Justice with a heart

FROM THE STANDS - Domini M. Torrevillas - The Philippine Star

Some members of the Integrated Bar of the Philippines have come up with a list of top 10 candidates for the position of Chief Justice. In a day or two, I suppose it will whittle the number to three. The list is from a “mock vote” conducted among individual members of the national organization of lawyers, and is not taken to mean the IBP’s official vote.

Not surprisingly, it does not include Justice Secretary Leila de Lima, who is facing administrative complaints against her and disbarment complaints filed by lawyers for her utterances against former Chief Justice Renato Corona, calling him “lawless tyrant,” and for her alleged defiance of the SC’s temporary restraining order on a travel ban against former President Gloria Macapagal Arroyo, who was then asking permission to leave the country to seek medical treatment for a degenerative bone condition.

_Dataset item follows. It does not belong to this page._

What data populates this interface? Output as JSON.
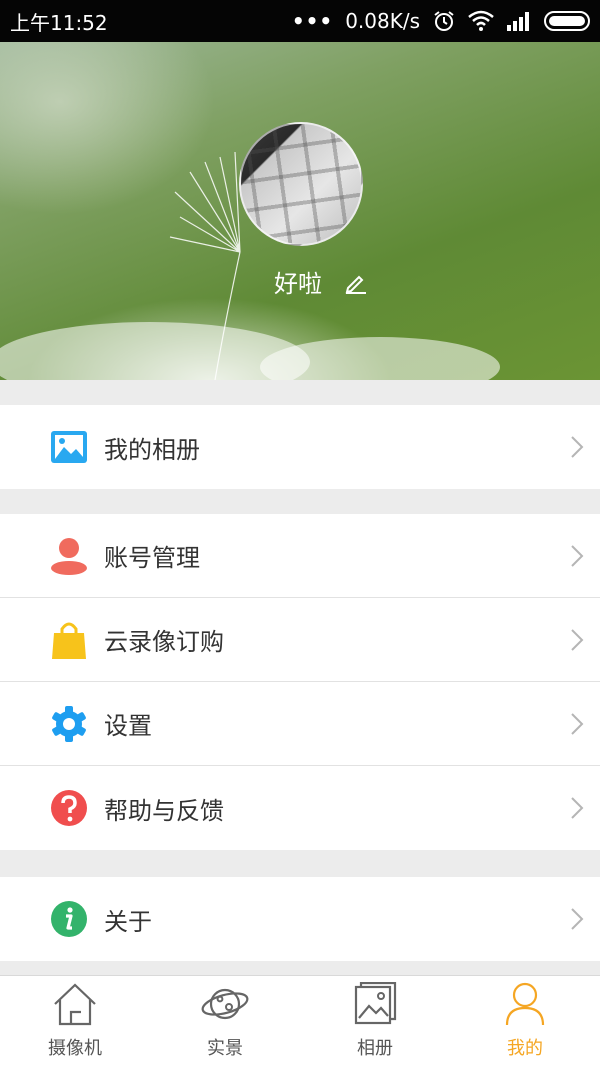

The mock vote listed as top ten nominees Associate Justice Roberto Abad, Associate Justice Lourdes Sereno, Associate Justice Arturo Brion, former University of the Philippines law dean Raul Pangalangan, Associate Justice Teresita de Castro, Acting Chief Justice Antonio Carpio, Presidential Commission on Good Government Chair Andres Bautista, Solicitor General Francis Jardeleza, Securities and Exchange Commission Chair Teresita Herbosa and former Representative Ronaldo Zamora.

The non-inclusion of De Lima in the IBP’s mock vote seems to be of no importance to followers of De Lima, who, they believe, is the choice of President P-Noy for the position. De Lima herself has been quoted as saying she is close to the President.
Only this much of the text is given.